Most important, being unable to share a bed with my wife left me feeling very lonely from time to time.

Remarkably, by the third day I had made the emotional adaptation necessary to avoid falling into dysfunctional distress. One of the nurses told me that in this regard my experience was typical. People arrive in pain, confused and frightened about what to expect, and distressed about dependency, loss of privacy, and the rest. By the third day, she said, they are usually focused on their rehabilitation goals and regain a sense of control by going to therapy and working to recover.

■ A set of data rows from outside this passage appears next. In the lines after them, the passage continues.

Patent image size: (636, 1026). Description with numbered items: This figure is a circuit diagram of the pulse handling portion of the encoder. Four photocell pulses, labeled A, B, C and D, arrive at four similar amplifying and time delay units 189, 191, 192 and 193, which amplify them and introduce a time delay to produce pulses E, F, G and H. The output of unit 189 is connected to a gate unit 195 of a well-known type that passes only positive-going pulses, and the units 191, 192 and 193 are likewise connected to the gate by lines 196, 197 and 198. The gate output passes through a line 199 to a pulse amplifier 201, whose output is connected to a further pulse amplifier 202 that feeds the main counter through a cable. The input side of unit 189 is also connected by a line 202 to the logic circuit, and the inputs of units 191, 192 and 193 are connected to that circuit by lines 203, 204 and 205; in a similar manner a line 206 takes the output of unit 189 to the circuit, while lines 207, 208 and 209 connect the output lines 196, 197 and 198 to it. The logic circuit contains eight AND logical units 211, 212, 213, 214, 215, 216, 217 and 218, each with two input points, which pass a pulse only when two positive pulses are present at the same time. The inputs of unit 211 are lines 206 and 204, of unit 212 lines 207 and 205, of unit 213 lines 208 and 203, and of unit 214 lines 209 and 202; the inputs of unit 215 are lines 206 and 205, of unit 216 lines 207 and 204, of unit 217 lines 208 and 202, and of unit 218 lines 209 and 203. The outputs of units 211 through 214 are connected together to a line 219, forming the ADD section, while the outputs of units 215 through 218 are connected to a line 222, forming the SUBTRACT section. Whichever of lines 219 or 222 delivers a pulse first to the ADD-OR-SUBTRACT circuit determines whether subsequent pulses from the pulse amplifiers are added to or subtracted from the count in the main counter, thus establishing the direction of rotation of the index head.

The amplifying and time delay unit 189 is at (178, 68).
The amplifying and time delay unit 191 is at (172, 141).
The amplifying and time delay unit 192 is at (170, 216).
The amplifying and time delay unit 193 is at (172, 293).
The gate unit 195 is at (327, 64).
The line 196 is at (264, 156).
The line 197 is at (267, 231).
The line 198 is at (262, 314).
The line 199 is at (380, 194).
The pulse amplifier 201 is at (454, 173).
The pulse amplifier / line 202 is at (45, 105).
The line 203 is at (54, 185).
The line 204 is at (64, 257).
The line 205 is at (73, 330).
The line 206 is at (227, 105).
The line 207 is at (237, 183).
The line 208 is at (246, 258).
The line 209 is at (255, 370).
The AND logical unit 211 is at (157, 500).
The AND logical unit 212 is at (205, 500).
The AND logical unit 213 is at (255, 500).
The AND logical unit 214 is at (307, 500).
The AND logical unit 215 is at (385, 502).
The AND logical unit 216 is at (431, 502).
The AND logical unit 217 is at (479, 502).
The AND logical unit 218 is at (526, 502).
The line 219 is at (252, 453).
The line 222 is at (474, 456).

Unfortunately, my Internet search turned up virtually no research on the normal emotional responses to being in acute inpatient rehabilitation, so I can't speak with confidence for all of the 600,000 people per year who go to acute inpatient rehabilitation. [1] But conversations with both patients and staff while I was a patient led me to believe that the emotional challenges I had to deal with are quite common and that most people make a successful emotional adaptation.

Would it have helped to be able to anticipate the emotional assault of the first couple of days? I certainly would have preferred to know what to expect. And I think that doctors should make it a point to be clear about the likely outcomes of surgery and about the experience of rehabilitation.

My next post will focus on what the rehabilitation facility did to foster psychological adaptation.

Reference:

[1] Medicare Payment Advisory Commission. Chapter 9: Inpatient Rehabilitation Facility Services in Report to Congress Medicare Payment Policy. March 2012.